Abandonnés par l'État, les 1 300 habitants ne veulent plus assister sans rien faire à la destruction de la forêt.

Philipp Lichterbeck DW
| 11 décembre 2021 à 14:16

Le peuple Krikati occupe l'autoroute MA-218 pour protester contre la borne - Wetheh Krikati

Lorsque les quatre hommes arrivent à la cabane la nuit, ils percent la clôture à coups de machette. Puis, à la lumière des torches de leurs téléphones portables, ils font le tour de la structure, faite de bois et dotée d'un toit en feuilles de palmier. Sur une étagère, ils trouvent de l'huile de machine.

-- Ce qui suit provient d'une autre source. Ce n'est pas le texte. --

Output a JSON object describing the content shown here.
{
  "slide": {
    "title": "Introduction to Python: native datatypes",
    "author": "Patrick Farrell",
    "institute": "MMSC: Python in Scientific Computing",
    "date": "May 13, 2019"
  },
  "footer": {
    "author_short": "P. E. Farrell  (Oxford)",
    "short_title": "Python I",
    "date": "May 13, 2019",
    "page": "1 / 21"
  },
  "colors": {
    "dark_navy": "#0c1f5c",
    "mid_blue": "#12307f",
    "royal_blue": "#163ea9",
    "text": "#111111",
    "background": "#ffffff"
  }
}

"Les bûcherons l'utilisent pour huiler leurs tronçonneuses", explique Paatep Krikati, le chef de la petite troupe. "Ils doivent être là depuis plusieurs jours. Et ils reviendront."

Paatep avait trouvé l'abri au bout d'un chemin à peine visible dans la jungle. "Les bûcherons voulaient bien le cacher", dit-il. "Mais nous, les autochtones, nous savons lire dans la forêt."

Paatep, un petit homme de 35 ans, verse de l'essence dans la cabane. Il l'étale sur le bois et les feuilles de palmier et sort un briquet. "Tout le monde dehors !"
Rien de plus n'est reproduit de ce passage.